Purpose

A major difficulty in monoclonal antibody (mAb) therapeutic development is product aggregation. In this study, intermolecular isopeptide bonds in mAb aggregates were characterized for the first time. We aim to propose a mechanism of covalent aggregation in a model antibody using stressed studies at raised temperatures to aid in the understanding of mAb aggregation pathways.

Methods

Aggregate fractions were generated using raised temperature and were purified using size-exclusion chromatography (SEC).

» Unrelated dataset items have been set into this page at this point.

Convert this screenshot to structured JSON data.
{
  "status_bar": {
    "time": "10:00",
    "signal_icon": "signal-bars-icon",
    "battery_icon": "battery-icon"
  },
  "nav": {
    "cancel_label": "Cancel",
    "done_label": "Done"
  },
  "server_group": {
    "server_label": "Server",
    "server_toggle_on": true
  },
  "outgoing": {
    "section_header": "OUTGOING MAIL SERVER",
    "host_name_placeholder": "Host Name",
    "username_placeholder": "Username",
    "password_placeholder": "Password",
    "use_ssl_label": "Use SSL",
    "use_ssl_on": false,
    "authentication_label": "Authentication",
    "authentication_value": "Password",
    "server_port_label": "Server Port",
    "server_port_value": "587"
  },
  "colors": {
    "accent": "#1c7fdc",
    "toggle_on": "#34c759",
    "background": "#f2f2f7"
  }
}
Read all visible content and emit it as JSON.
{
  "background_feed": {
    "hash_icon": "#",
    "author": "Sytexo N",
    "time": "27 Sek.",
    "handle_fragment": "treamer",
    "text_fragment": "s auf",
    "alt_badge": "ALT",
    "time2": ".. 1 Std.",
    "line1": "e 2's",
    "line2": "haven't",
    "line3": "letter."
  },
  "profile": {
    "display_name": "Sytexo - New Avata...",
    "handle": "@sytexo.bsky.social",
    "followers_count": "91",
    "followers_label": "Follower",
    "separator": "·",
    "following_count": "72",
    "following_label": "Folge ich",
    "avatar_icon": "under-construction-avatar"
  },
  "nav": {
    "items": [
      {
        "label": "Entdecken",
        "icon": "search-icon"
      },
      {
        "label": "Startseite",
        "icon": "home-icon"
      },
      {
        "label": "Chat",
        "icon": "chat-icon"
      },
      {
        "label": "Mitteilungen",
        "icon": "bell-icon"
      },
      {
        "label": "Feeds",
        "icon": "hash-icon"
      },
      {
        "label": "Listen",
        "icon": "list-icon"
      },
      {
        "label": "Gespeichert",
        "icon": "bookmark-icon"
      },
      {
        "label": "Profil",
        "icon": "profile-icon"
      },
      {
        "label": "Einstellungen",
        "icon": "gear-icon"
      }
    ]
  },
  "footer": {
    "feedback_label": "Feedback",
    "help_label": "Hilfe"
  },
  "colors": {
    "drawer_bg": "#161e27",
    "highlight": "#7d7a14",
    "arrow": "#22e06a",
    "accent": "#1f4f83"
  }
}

The fractions were tryptically digested and characterized using liquid chromatography hyphenated to tandem mass-spectrometry (LC–MS/MS).

Results

An increased amount of clipping between aspartic acid and proline in a solvent accessible loop in the constant heavy 2 (CH2) domain of the mAb was observed under these conditions. Detailed peptide mapping revealed 14 isopeptide bonds between aspartic acid at that cleavage site and lysine residues on adjacent antibodies. Two additional isopeptide bonds were identified between the mAb HC N-terminal glutamic acid or a separate aspartic acid to lysine residues on adjacent antibodies.

Conclusions

Inter-protein isopeptide bonds between the side chains of acidic amino acids (aspartate and glutamate) and lysine were characterized for the first time in mAb aggregates. A chemical mechanism was presented whereby spontaneous isopeptide bond formation could be facilitated via either the aspartic acid side chain or C-terminus.

中文翻译：

---

检测单克隆抗体聚集体中的异肽键

目的

单克隆抗体 (mAb) 治疗开发的一个主要困难是产品聚集。在这项研究中，首次对 mAb 聚集体中的分子间异肽键进行了表征。我们的目标是提出一种模型抗体中的共价聚集机制，使用升高温度下的压力研究来帮助理解 mAb 聚集途径。

方法

使用升高的温度产生聚集级分，并使用尺寸排阻色谱 (SEC) 进行纯化。使用与串联质谱联用的液相色谱法 (LC-MS/MS) 对级分进行胰蛋白酶消化和表征。

结果

在这些条件下，观察到 mAb 恒定重质 2 (CH2) 结构域中溶剂可接近环中天冬氨酸和脯氨酸之间的剪切量增加。详细的肽图分析揭示了该切割位点的天冬氨酸与相邻抗体上的赖氨酸残基之间的 14 个异肽键。在 mAb HC N-末端谷氨酸或单独的天冬氨酸与相邻抗体上的赖氨酸残基之间鉴定了两个额外的异肽键。

结论

首次在 mAb 聚集体中表征了酸性氨基酸（天冬氨酸和谷氨酸）和赖氨酸侧链之间的蛋白质间异肽键。提出了一种化学机制，由此可以通过天冬氨酸侧链或 C 末端促进自发异肽键的形成。